Recent transition of families belonging to Actinostoloidea.
After establishing Actinostoloidea Carlgren, 1932, the anemones in this group had been accommodated in the previous tribe Mesomyaria (Carlgren, 1949) because all previous families, Actinostolidae Carlgren, 1932 and Exocoelactinidae Carlgren, 1925, of Actinostoloidea have mesogleal sphincters [10,11,41]. However, recently, Rodríguez et al. (2014) [8] re-established this taxon as one of the members of Enthemonae, obeying their phylogenetic tree. According to the definition of Rodríguez et al. [8], the marginal sphincter muscles of the species of Actinostoloidea are all mesogleal (same as the characters of Mesomyaria) and the mesenterial pairs of this taxon are unequally developed in this suborder.

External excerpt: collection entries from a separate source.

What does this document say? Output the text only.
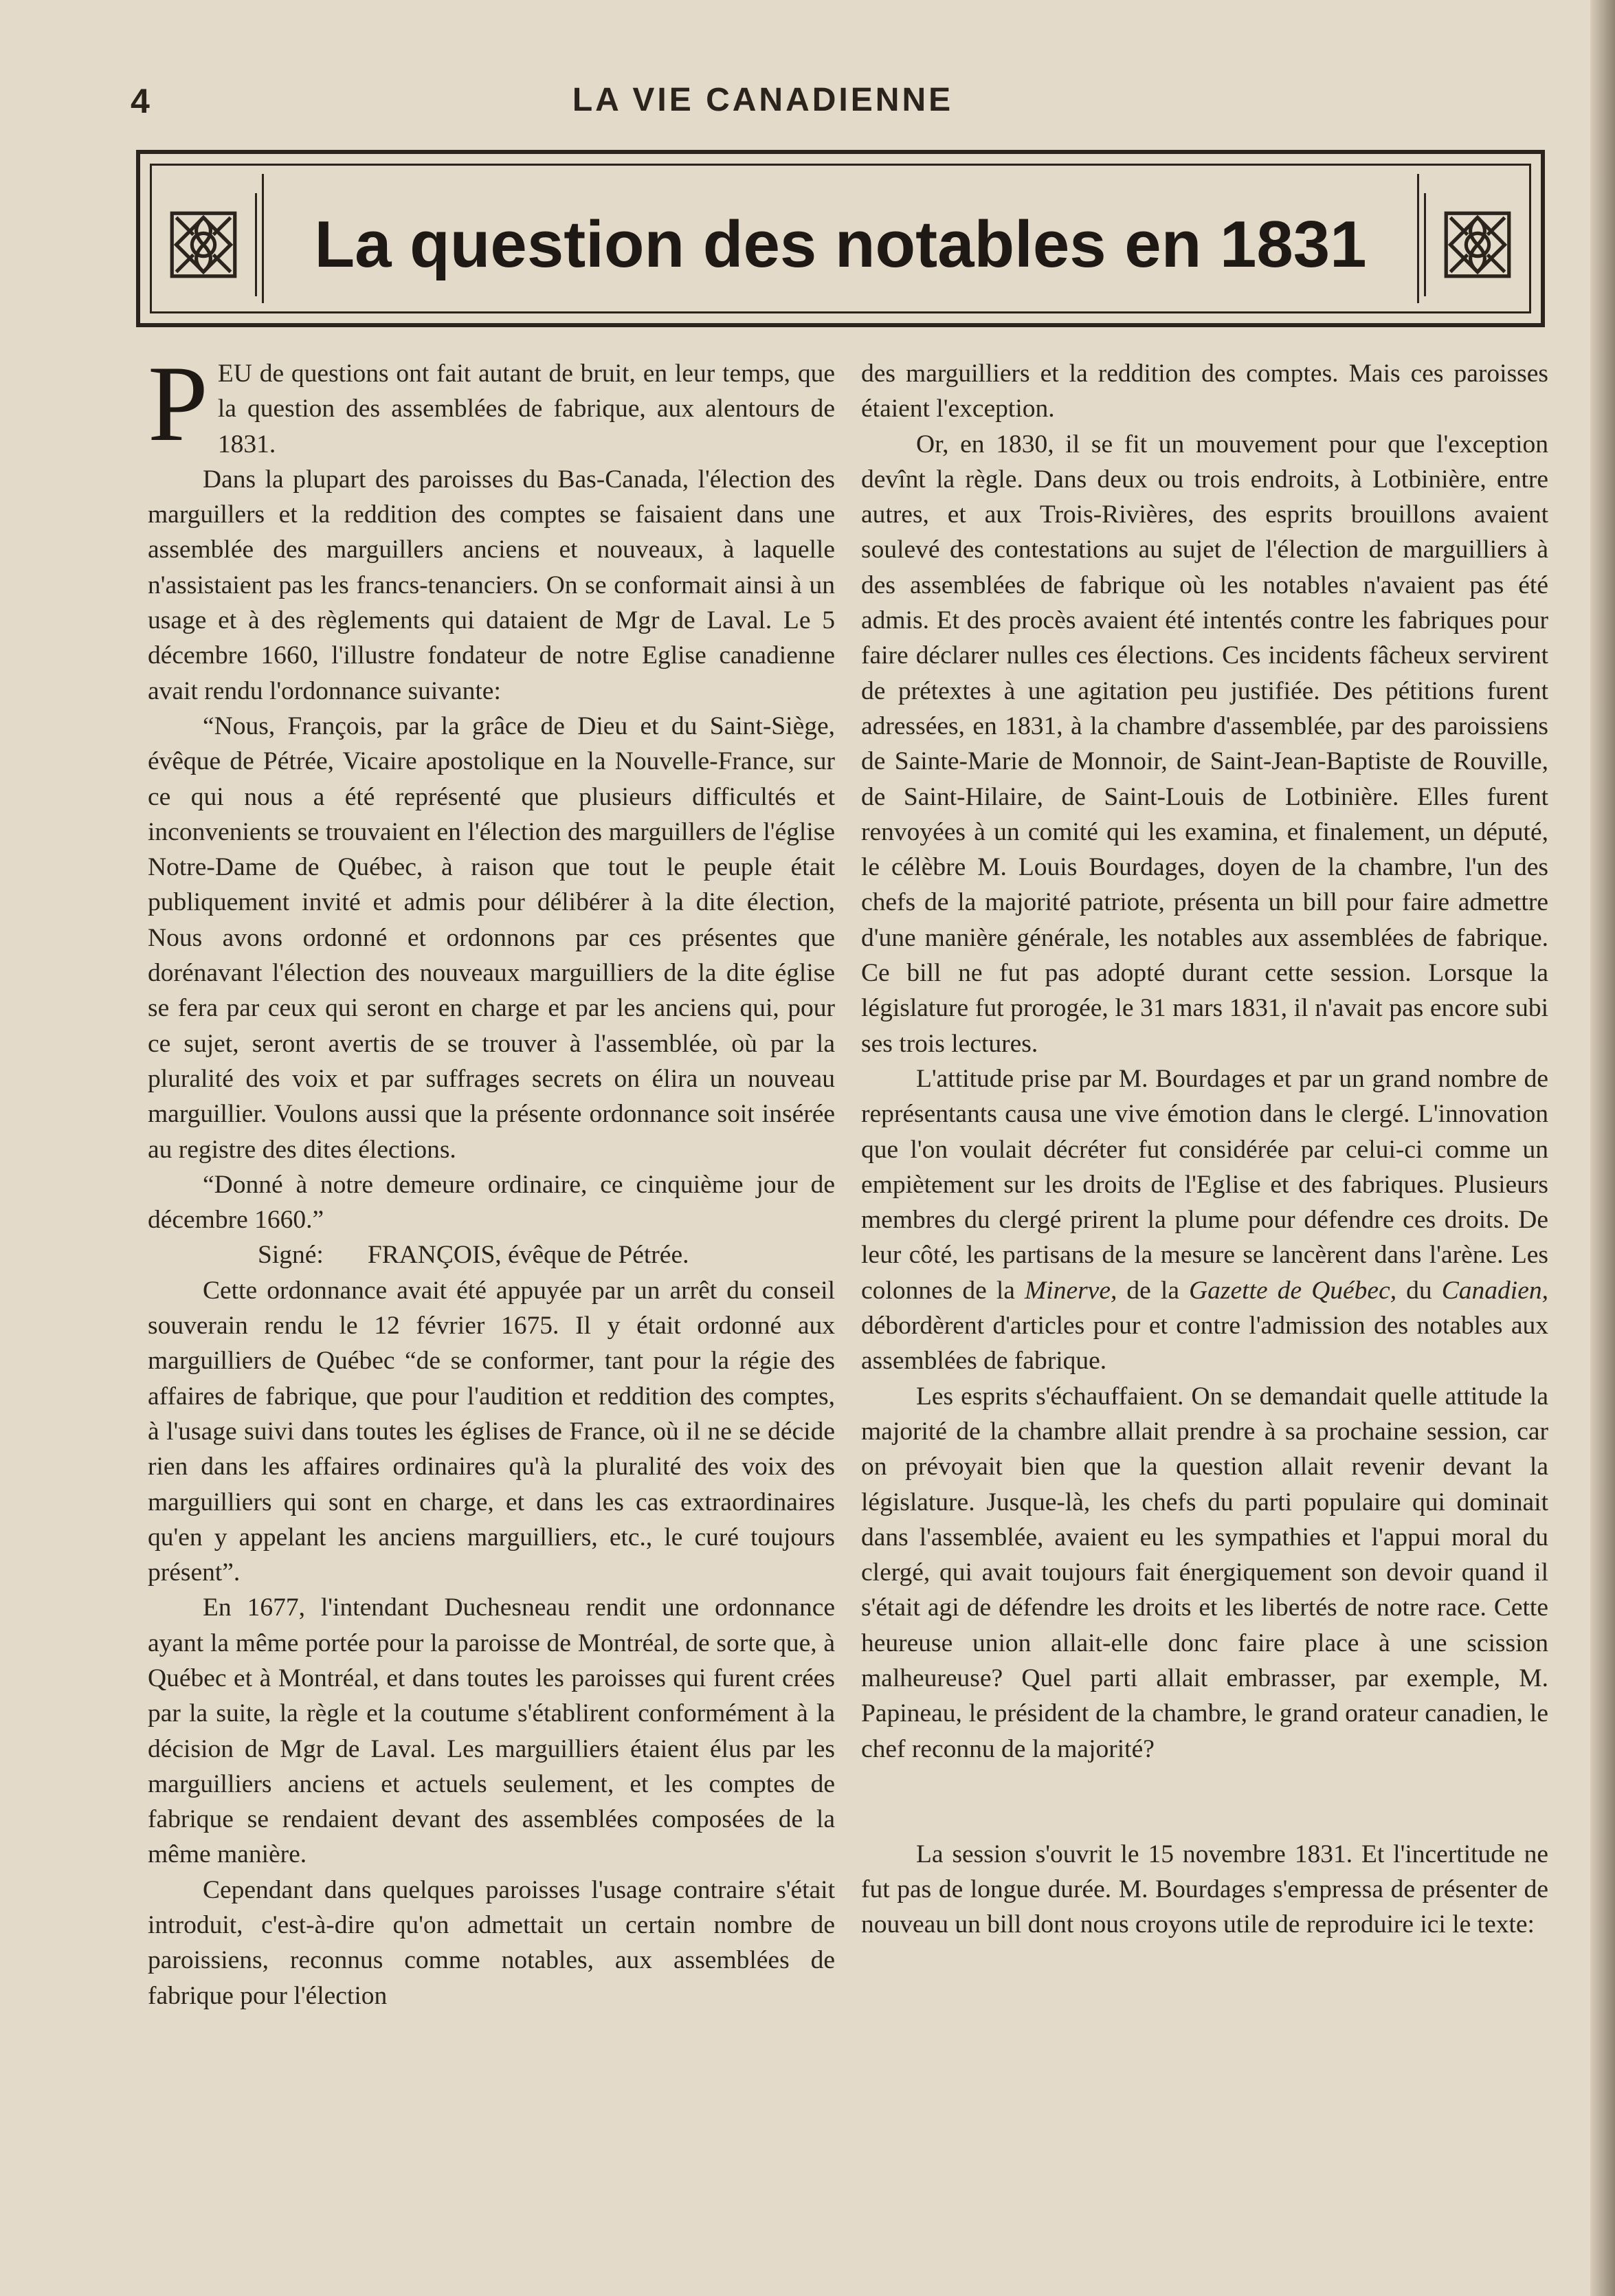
4	LA VIE CANADIENNE
La question des notables en 1831

PEU de questions ont fait autant de bruit, en leur temps, que la question des assemblées de fabrique, aux alentours de 1831.

Dans la plupart des paroisses du Bas-Canada, l'élection des marguillers et la reddition des comptes se faisaient dans une assemblée des marguillers anciens et nouveaux, à laquelle n'assistaient pas les francs-tenanciers. On se conformait ainsi à un usage et à des règlements qui dataient de Mgr de Laval. Le 5 décembre 1660, l'illustre fondateur de notre Eglise canadienne avait rendu l'ordonnance suivante:

“Nous, François, par la grâce de Dieu et du Saint-Siège, évêque de Pétrée, Vicaire apostolique en la Nouvelle-France, sur ce qui nous a été représenté que plusieurs difficultés et inconvenients se trouvaient en l'élection des marguillers de l'église Notre-Dame de Québec, à raison que tout le peuple était publiquement invité et admis pour délibérer à la dite élection, Nous avons ordonné et ordonnons par ces présentes que dorénavant l'élection des nouveaux marguilliers de la dite église se fera par ceux qui seront en charge et par les anciens qui, pour ce sujet, seront avertis de se trouver à l'assemblée, où par la pluralité des voix et par suffrages secrets on élira un nouveau marguillier. Voulons aussi que la présente ordonnance soit insérée au registre des dites élections.

“Donné à notre demeure ordinaire, ce cinquième jour de décembre 1660.”

Signé: FRANÇOIS, évêque de Pétrée.

Cette ordonnance avait été appuyée par un arrêt du conseil souverain rendu le 12 février 1675. Il y était ordonné aux marguilliers de Québec “de se conformer, tant pour la régie des affaires de fabrique, que pour l'audition et reddition des comptes, à l'usage suivi dans toutes les églises de France, où il ne se décide rien dans les affaires ordinaires qu'à la pluralité des voix des marguilliers qui sont en charge, et dans les cas extraordinaires qu'en y appelant les anciens marguilliers, etc., le curé toujours présent”.

En 1677, l'intendant Duchesneau rendit une ordonnance ayant la même portée pour la paroisse de Montréal, de sorte que, à Québec et à Montréal, et dans toutes les paroisses qui furent crées par la suite, la règle et la coutume s'établirent conformément à la décision de Mgr de Laval. Les marguilliers étaient élus par les marguilliers anciens et actuels seulement, et les comptes de fabrique se rendaient devant des assemblées composées de la même manière.

Cependant dans quelques paroisses l'usage contraire s'était introduit, c'est-à-dire qu'on admettait un certain nombre de paroissiens, reconnus comme notables, aux assemblées de fabrique pour l'élection

des marguilliers et la reddition des comptes. Mais ces paroisses étaient l'exception.

Or, en 1830, il se fit un mouvement pour que l'exception devînt la règle. Dans deux ou trois endroits, à Lotbinière, entre autres, et aux Trois-Rivières, des esprits brouillons avaient soulevé des contestations au sujet de l'élection de marguilliers à des assemblées de fabrique où les notables n'avaient pas été admis. Et des procès avaient été intentés contre les fabriques pour faire déclarer nulles ces élections. Ces incidents fâcheux servirent de prétextes à une agitation peu justifiée. Des pétitions furent adressées, en 1831, à la chambre d'assemblée, par des paroissiens de Sainte-Marie de Monnoir, de Saint-Jean-Baptiste de Rouville, de Saint-Hilaire, de Saint-Louis de Lotbinière. Elles furent renvoyées à un comité qui les examina, et finalement, un député, le célèbre M. Louis Bourdages, doyen de la chambre, l'un des chefs de la majorité patriote, présenta un bill pour faire admettre d'une manière générale, les notables aux assemblées de fabrique. Ce bill ne fut pas adopté durant cette session. Lorsque la législature fut prorogée, le 31 mars 1831, il n'avait pas encore subi ses trois lectures.

L'attitude prise par M. Bourdages et par un grand nombre de représentants causa une vive émotion dans le clergé. L'innovation que l'on voulait décréter fut considérée par celui-ci comme un empiètement sur les droits de l'Eglise et des fabriques. Plusieurs membres du clergé prirent la plume pour défendre ces droits. De leur côté, les partisans de la mesure se lancèrent dans l'arène. Les colonnes de la Minerve, de la Gazette de Québec, du Canadien, débordèrent d'articles pour et contre l'admission des notables aux assemblées de fabrique.

Les esprits s'échauffaient. On se demandait quelle attitude la majorité de la chambre allait prendre à sa prochaine session, car on prévoyait bien que la question allait revenir devant la législature. Jusque-là, les chefs du parti populaire qui dominait dans l'assemblée, avaient eu les sympathies et l'appui moral du clergé, qui avait toujours fait énergiquement son devoir quand il s'était agi de défendre les droits et les libertés de notre race. Cette heureuse union allait-elle donc faire place à une scission malheureuse? Quel parti allait embrasser, par exemple, M. Papineau, le président de la chambre, le grand orateur canadien, le chef reconnu de la majorité?

La session s'ouvrit le 15 novembre 1831. Et l'incertitude ne fut pas de longue durée. M. Bourdages s'empressa de présenter de nouveau un bill dont nous croyons utile de reproduire ici le texte:
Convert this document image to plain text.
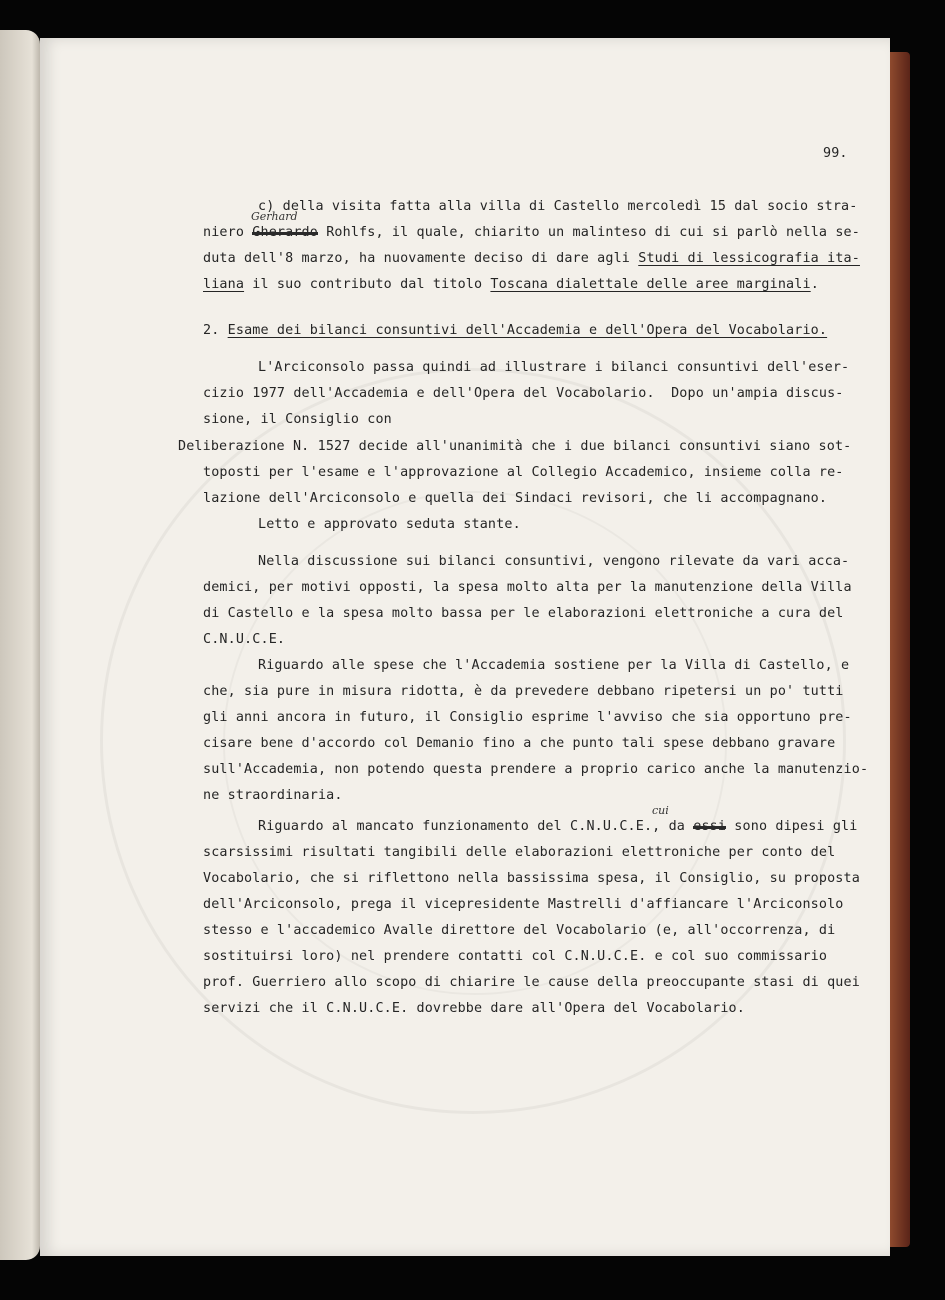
99.
c) della visita fatta alla villa di Castello mercoledì 15 dal socio stra-
Gerhard
niero Gherardo Rohlfs, il quale, chiarito un malinteso di cui si parlò nella se-
duta dell'8 marzo, ha nuovamente deciso di dare agli Studi di lessicografia ita-
liana il suo contributo dal titolo Toscana dialettale delle aree marginali.
2. Esame dei bilanci consuntivi dell'Accademia e dell'Opera del Vocabolario.
L'Arciconsolo passa quindi ad illustrare i bilanci consuntivi dell'eser-
cizio 1977 dell'Accademia e dell'Opera del Vocabolario.  Dopo un'ampia discus-
sione, il Consiglio con
Deliberazione N. 1527 decide all'unanimità che i due bilanci consuntivi siano sot-
toposti per l'esame e l'approvazione al Collegio Accademico, insieme colla re-
lazione dell'Arciconsolo e quella dei Sindaci revisori, che li accompagnano.
Letto e approvato seduta stante.
Nella discussione sui bilanci consuntivi, vengono rilevate da vari acca-
demici, per motivi opposti, la spesa molto alta per la manutenzione della Villa
di Castello e la spesa molto bassa per le elaborazioni elettroniche a cura del
C.N.U.C.E.
Riguardo alle spese che l'Accademia sostiene per la Villa di Castello, e
che, sia pure in misura ridotta, è da prevedere debbano ripetersi un po' tutti
gli anni ancora in futuro, il Consiglio esprime l'avviso che sia opportuno pre-
cisare bene d'accordo col Demanio fino a che punto tali spese debbano gravare
sull'Accademia, non potendo questa prendere a proprio carico anche la manutenzio-
ne straordinaria.
cui
Riguardo al mancato funzionamento del C.N.U.C.E., da essi sono dipesi gli
scarsissimi risultati tangibili delle elaborazioni elettroniche per conto del
Vocabolario, che si riflettono nella bassissima spesa, il Consiglio, su proposta
dell'Arciconsolo, prega il vicepresidente Mastrelli d'affiancare l'Arciconsolo
stesso e l'accademico Avalle direttore del Vocabolario (e, all'occorrenza, di
sostituirsi loro) nel prendere contatti col C.N.U.C.E. e col suo commissario
prof. Guerriero allo scopo di chiarire le cause della preoccupante stasi di quei
servizi che il C.N.U.C.E. dovrebbe dare all'Opera del Vocabolario.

However, our previous research [16] suggested that there is a clade of sea anemones that have strange features (for Actinostoloidea) in the superfamily clade: Capneidae species form an internal clade of Actinostoloidea with high support. Despite Capnea geogiana, a species of Capneidae, already being included in the analysis by Rodríguez et al. [8] and the fact that this species is in the Actinostoloidea clade, they completely ignored this result and put Capnea into superfamily Actinioidea. However, the results of phylogenetic trees of the previous studies [8,12,14,42] and the present study show Capnea to be certainly in the superfamily of Actinostoloidea, and this result should not be neglected. This family, however, has peculiar morphological features that do not completely correspond to the main features of this superfamily: Capnea does not have a mesogleal sphincter but instead has an endodermal sphincter [15,16]. On the other hand, it was not certain whether Capneidae possessed unequally developed mesenterial pairs, an important feature of this superfamily in the study by Rodriguez et al. [8], or not.
Two more families of Actinostoloidea have been described after the re-establishment of this superfamily in 2024: one is Halcampulactidae Gusmão, Berniler, Deusen, Harris, and Rodríguez, 2019. According to Gusmão et al. (2019) [12], Halcampulactis solimar Gusmão, Berniler, Deusen, Harris, and Rodríguez, 2019, the only species of this family, has peculiar features: it has an elongated body, develops only eight macrocnemes like Edwardsiidae, lacks marginal sphincter muscles and basal discs, and lives in sand by burrowing [12]. Though these morphological features and ecologies are quite peculiar and completely different from the other families of Actinostoloidea, it was confirmed that Halcampuractidae certainly belongs to this superfamily (Figure 6 and Figure 7; [12]). The other recently described family within Actinostoloidea is Tetracoelactinidae Sanamyan Sanamyan, Sanamyan, Galkin, Ivin, and Bocharova, 2021 [14] with the genus Tetracoelactis Sanamyan and Sanamyan, 2019, originally established as one genus of Exocoelactinidae [37] from this family.
Moreover, Sanamyan et al. (2021) [14] established one more family, Anthosactinidae Sanamyan, Sanamyan, Galkin, Ivin and Bocharova, 2021 and reinstated the family Sicyonidae Hertwig, 1882 by splitting Actinostolidae based on the phylogenetic analysis of this superfamily. Though Actinostolidae had been a huge family with containing many genera (around 20), this family was divided by moving some genera to Anthosactinidae and Sicyonidae (see Table 4).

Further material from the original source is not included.